Kelihatannya sulit dibayangkan, bahwa Jerman dan Israel bisa menjalin hubungan normal setelah aksi Holocaust. Nyatanya, terjadi hal normal dan situasi abnormal. Perspektif Alexander Kudascheff.
Iklan
Tepat 50 tahun lalu Jerman dan Israel bisa menjalin hubungan diplomatik resmi. Kurang dari 20 tahun setelah Adolf Hitler dan kekaisaran ketiga-nya dikalahkan dan peristiwa Holocaust, yang memakan korban enam juta Yahudi Eropa, dideportasi dan dibunuh massal di kamar gas kamp konsentrasi.

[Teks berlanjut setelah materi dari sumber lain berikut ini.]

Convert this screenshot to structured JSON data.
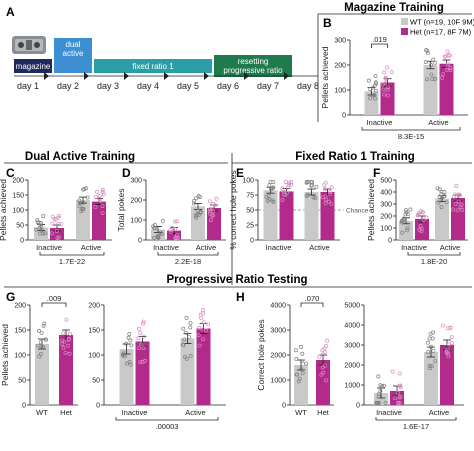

Walaupun pada tahun 1952 ditandatangani kesepakatan "perujukan kembali" antara Jerman dan Israel, 13 tahun kemudian masih sulit dibayangkan, bahwa Jerman dan Israel berusaha menjalin resmi hubungan diplomatik, tanpa mengindahkan kejahatan berat saat Perang Dunia II. Di Israel muncul aksi protes massal kaum Yahudi yang marah. Sebuah hal yang dapat dimengerti sepenuhnya, baik secara politik maupun dari sisi manusiawi.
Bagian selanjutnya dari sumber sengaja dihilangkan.